Rostowski: Tusk nie chciał widzieć notatki Kapicy
Dzisiejsze przesłuchanie Rostowskiego miało dwa bardzo ciekawe
wątki. Jeden to oczywiście losy pierwszej ustawy i to kto, kiedy i w
jakich okolicznościach kazał pisać nową.
W tej sprawie jest już kilka
oficjalnych wersji, ale z podsumowaniem warto poczekać na to co zeznają
Boni, Tusk i Suchocka-Roguska, bo może pojawią się kolejne. To
niesamowite, że na razie ani minister finansów, ani jego podwładny
osobiście przygotowujący ustawę, ani rzecznik ministerstwa finansów nie
są w stanie jednoznacznie wskazać daty dziennej kiedy wydane zostało
polecenie przygotowania nowej ustawy, kto je wydał i komu, w jakich
okolicznościach, i z jakiego powodu. Dzisiejsze przesłuchanie
Rostowskiego też nas do tego nie przybliżyło, choć potwierdziło, że
wszystko działo się raczej poza Rostowskim, który niewiele wiedział i
niewiele mu mówiono. Wygląda na to, że w końcowej fazie sprawę ustawy
rozgrywali Boni i Tusk, choć nie ma jeszcze zgody czy to Boni 3
sierpnia kazał Kapicy pisać ustawę, czy zrobił to dopiero Tusk 26
sierpnia. Na razie Rostowski zdaje się podważa wersję Boniego, że
decyzja zapadła 30 lipca. To jeden z najważniejszych wątków
dzisiejszego przesłuchania, ale na analizowanie go przyjdzie czas jak
będzie reszta stenogramów, żeby nie polegać na pamięci. Drugim ważnym
wątkiem, równie ciekawym, są oczywiście losy ujawnionej wczoraj notatki
Kapicy. Dzisiaj wiemy o niej trochę więcej, ale pytania się raczej
mnoża.
Jacek Rostowski: Pan premier
na spotkaniu 26 sierpnia wskazał, że miał sygnały, że mogły być jakieś
nieprawidłowości w procesie legislacyjnym. Pan Kapica, gdy wręczył mi
tę notatkę, to pokrótce mi opisał przebieg tej rozmowy i dlatego
wydawało mi się, że jest zupełnie naturalne, że ją sporządził. (...)
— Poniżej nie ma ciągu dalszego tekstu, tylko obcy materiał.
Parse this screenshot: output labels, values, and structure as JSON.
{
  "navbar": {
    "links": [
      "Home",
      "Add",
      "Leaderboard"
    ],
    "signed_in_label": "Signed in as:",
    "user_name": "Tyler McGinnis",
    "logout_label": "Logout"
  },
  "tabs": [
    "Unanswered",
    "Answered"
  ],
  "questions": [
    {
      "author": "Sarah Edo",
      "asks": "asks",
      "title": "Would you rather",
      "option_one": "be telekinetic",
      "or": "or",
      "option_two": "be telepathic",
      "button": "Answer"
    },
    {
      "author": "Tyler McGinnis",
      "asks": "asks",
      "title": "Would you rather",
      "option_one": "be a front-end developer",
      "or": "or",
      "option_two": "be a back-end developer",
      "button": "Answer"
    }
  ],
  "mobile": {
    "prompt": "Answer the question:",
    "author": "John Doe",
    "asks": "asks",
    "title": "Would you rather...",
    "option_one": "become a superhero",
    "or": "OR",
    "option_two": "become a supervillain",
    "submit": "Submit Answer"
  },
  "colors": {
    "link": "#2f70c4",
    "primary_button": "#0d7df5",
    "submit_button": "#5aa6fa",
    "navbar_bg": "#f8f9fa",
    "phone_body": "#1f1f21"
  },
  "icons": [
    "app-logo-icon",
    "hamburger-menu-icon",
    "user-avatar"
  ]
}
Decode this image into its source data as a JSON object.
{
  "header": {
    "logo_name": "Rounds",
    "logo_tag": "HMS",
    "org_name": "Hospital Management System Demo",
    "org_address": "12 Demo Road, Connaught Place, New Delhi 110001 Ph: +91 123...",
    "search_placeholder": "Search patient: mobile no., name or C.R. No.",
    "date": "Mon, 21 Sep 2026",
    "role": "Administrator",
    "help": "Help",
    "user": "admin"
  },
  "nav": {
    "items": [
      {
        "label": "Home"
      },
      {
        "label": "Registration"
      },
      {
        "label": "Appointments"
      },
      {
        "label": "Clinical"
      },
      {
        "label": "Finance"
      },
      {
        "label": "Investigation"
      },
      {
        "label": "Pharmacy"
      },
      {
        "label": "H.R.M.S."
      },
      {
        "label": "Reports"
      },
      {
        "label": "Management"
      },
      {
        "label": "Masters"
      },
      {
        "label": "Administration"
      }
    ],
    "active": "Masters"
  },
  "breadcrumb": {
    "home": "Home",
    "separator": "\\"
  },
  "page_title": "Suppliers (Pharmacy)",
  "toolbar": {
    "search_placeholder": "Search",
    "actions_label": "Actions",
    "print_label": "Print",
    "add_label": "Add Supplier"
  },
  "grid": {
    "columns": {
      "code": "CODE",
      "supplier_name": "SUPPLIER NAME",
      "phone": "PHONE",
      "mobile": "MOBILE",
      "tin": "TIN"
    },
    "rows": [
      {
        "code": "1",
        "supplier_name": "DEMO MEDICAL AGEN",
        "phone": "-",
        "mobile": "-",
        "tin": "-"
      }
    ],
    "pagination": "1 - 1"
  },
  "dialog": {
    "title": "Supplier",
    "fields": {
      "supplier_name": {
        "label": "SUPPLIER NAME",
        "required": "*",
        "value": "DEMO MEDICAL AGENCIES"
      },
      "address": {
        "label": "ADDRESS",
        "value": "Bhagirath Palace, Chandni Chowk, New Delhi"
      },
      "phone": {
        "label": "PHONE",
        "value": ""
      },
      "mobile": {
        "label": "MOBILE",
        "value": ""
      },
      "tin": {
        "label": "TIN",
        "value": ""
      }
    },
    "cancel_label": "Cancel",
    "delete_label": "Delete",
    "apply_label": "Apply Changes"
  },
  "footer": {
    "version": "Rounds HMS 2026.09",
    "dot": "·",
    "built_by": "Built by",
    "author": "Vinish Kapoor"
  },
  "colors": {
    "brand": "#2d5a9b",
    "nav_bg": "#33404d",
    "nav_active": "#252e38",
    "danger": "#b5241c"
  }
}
Wręczył mi tę notatkę i poprosił, żebym ją przekazał premierowi, jeśli
uznam to za właściwe.
Pytanie pierwsze: dlaczego Kapica się wahał?
Spotkanie Kapicy z Chlebowskim miało
miejsce nazajutrz po nadzwyczajnym spotkaniu z Tuskiem i Rostowskim,
poświęconym między innymi zaangażowaniu Chlebowskiego w nieprawidłowy
lobbing. Tego samego dnia, kiedy Kapica spotkał się z Chlebowskim a
potem opisał to spotkanie w notatce, napisał też inną notatkę,
adresowaną bezpośrednio do premiera i ministra Rostowskiego -
kalendarium prac nad ustawą, które premierowi obiecał dzień wcześniej.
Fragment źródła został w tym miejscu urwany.